I don't know what the life expectancy of this magazine was in the late 1950s, but I dare say that there were a lot of publications born back then that aren't around now. It's odd, but pretty much the only thing I have in common with the rag is age. We are now both 50 years old, but a half century of existence allows an inanimate object such as a magazine to evolve, while the first 47 years of my life were essentially a backward slide from the naked innocence of my birth, through unremarkable formative years in the war zone of 1960s Ulster, to the truculent ignorance of my teens, the subsequent dropping out of high school due to the delusion that I might become a professional golfer, a few years of poverty-stricken hacking and duffing, followed by a strange career that, if it were compared to a tee shot, was a complete top that went straight down the middle, had a few spectacular bounces, but ended up in a deep pool of casual alcohol and drugs, from which I got a free drop into journalism and TV. Needless to say, few people who knew me well expected me to make it to 50. But She Who Must Be Obeyed is 51, older and wiser, had other plans, and I'm probably a dead man now anyway, after writing that bit.
But here we are, and as I write I feel Ziggy, the worst beagle in Texas, nudging my elbow as if there is something to eat in my armpit. Coincidentally, my beloved mound of hound is now seven years and almost two months old, which makes him 50, too, right on the cold wet nose that is now at a level that brings his slurping tackle within reach of my beard, his 50-year-old stick of a tail twitching joyously for no apparent reason other than he seems to have escaped the three other canines here that eat food clearly belonging to him.
It's been almost 13 years now since George Peper, then editor of this rag, made the fatal error of reading a column I had written for a British golf mag that both he and I knew was a pile of smoldering hamster crap. He asked me how heavily I was edited, and I told him that most of my nights had been filled with dreams of how I might get away with editorial homicide, which was why I had quit.
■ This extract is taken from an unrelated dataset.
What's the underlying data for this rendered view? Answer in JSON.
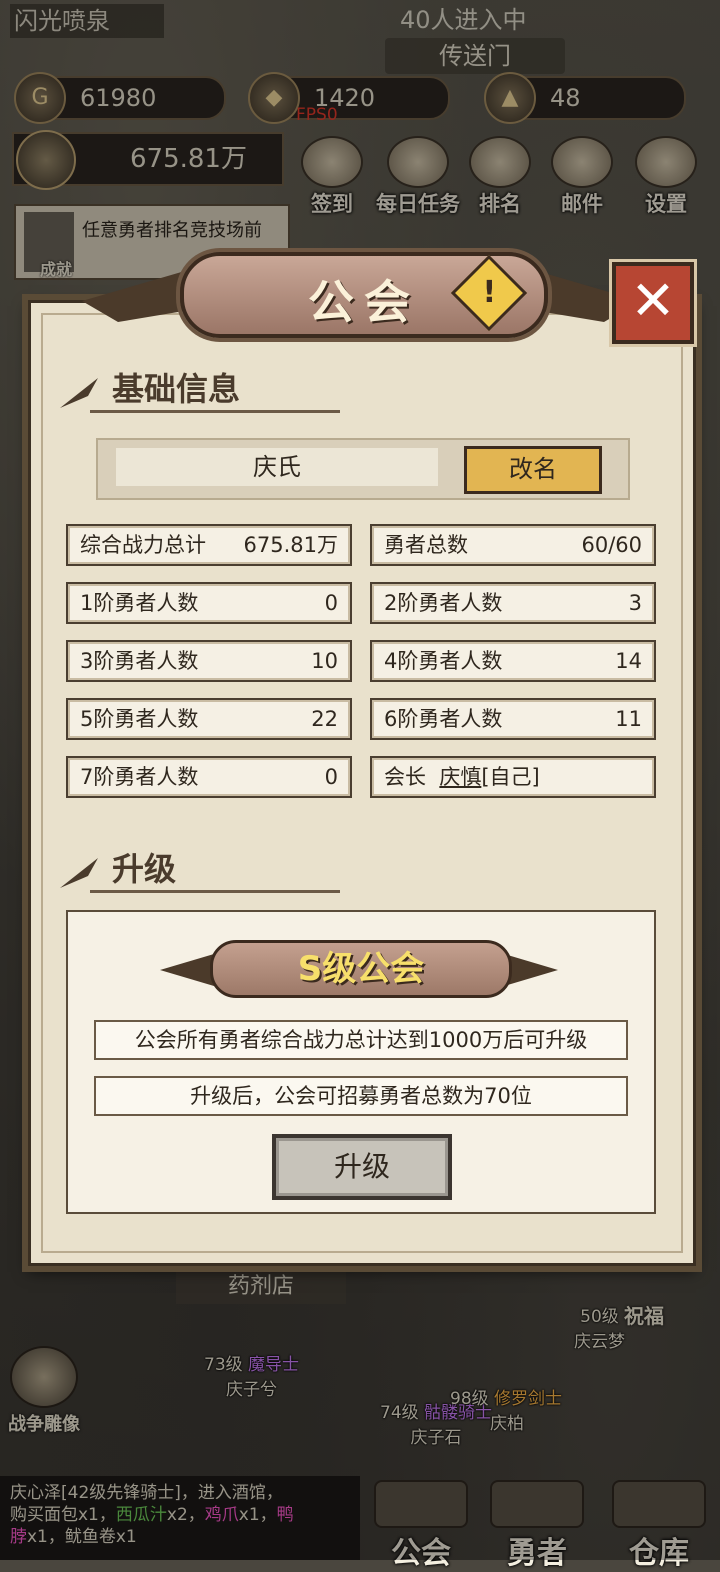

He asked me for some unedited copy, after which he offered me this job with the promise that he would leave my work more or less alone, even if I did want to write about dogs, guns, drugs and alcohol, funerals, inventing my own religion, poison ivy on the rectum and other toilet behavior, or to regularly bash the living daylights out of the R&A or USGA. Yippee-ki-yay, bombs away, we were off!
Roughly 150 columns, six editors, and numerous features later, here I am as usual, wondering how this piece got started and where the hell it's going.
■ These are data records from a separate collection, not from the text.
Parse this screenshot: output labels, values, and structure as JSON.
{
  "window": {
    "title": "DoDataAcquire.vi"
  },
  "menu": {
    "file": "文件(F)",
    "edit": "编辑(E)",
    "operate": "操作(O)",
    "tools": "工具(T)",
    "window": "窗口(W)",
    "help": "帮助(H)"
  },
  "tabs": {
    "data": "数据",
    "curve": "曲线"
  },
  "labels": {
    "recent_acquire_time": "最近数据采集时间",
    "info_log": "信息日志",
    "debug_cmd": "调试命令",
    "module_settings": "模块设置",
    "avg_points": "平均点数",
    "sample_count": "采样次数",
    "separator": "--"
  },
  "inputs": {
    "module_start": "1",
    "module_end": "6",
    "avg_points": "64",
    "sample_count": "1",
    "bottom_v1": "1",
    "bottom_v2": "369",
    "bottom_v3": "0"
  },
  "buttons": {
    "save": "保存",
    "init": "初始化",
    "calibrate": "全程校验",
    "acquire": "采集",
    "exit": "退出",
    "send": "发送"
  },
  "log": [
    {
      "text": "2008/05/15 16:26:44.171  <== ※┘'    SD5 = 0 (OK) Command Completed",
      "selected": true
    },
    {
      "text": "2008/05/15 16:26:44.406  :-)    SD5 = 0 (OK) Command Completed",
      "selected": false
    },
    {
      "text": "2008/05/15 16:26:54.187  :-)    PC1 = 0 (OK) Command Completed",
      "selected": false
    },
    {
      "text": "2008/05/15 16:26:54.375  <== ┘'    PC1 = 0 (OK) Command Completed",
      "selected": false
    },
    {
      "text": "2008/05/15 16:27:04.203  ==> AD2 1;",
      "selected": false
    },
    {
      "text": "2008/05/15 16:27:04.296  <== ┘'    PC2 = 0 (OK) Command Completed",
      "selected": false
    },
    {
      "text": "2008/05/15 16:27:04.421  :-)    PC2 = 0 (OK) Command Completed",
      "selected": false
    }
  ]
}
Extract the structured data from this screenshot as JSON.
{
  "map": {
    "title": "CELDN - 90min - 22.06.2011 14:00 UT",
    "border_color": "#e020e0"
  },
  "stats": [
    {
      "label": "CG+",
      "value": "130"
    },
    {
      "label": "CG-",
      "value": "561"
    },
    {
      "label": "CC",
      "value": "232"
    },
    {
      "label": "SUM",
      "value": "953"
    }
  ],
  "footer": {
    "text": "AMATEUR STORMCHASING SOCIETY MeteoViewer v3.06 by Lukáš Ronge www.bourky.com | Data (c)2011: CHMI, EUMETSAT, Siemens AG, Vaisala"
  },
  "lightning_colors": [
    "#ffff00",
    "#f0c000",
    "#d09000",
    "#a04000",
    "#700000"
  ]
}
Oh, right 50 years. Writing is the hardest thing I do, and by far the most rewarding. Yeah, sure, I've had a few letters of complaint over the years, even a few that managed to make a good point or two from which I've learned, and one or two of them prosaic and scathing. The majority of the mail, however, has been generally illiterate and bigoted, and this is something that cheers me up immensely, for there is nothing I enjoy more than pissing off illiterate bigots. Occasionally I will even correct one of them with a red Sharpie and send it back with a big red "F" on it. I've even had the occasion to complain about myself, a column that evoked utter rage from several readers who quickly sprung to my defense, bless their hearts, not having realized I'd written the thing myself! Ah yes, my people complete morons.
Now, before anyone writes in to complain about being labeled a moron, let me say this: Most of my best friends are morons, at least in some way or another, and I'm willing to bet that most of you out there know exactly what I mean. And the best part is, they are friends with you because they think you're a moron, too... and you probably are. It's the clever people you have to be wary of, or at least the ones who think they are clever all of the time. Remember, "I don't know," is always an acceptable answer, and often the correct one, too, even if you do know. That's why I'll always be grateful to Peper for giving me the chance to talk to so many of you each month. I don't know why he did, and if you were to ask him, he probably wouldn't know either.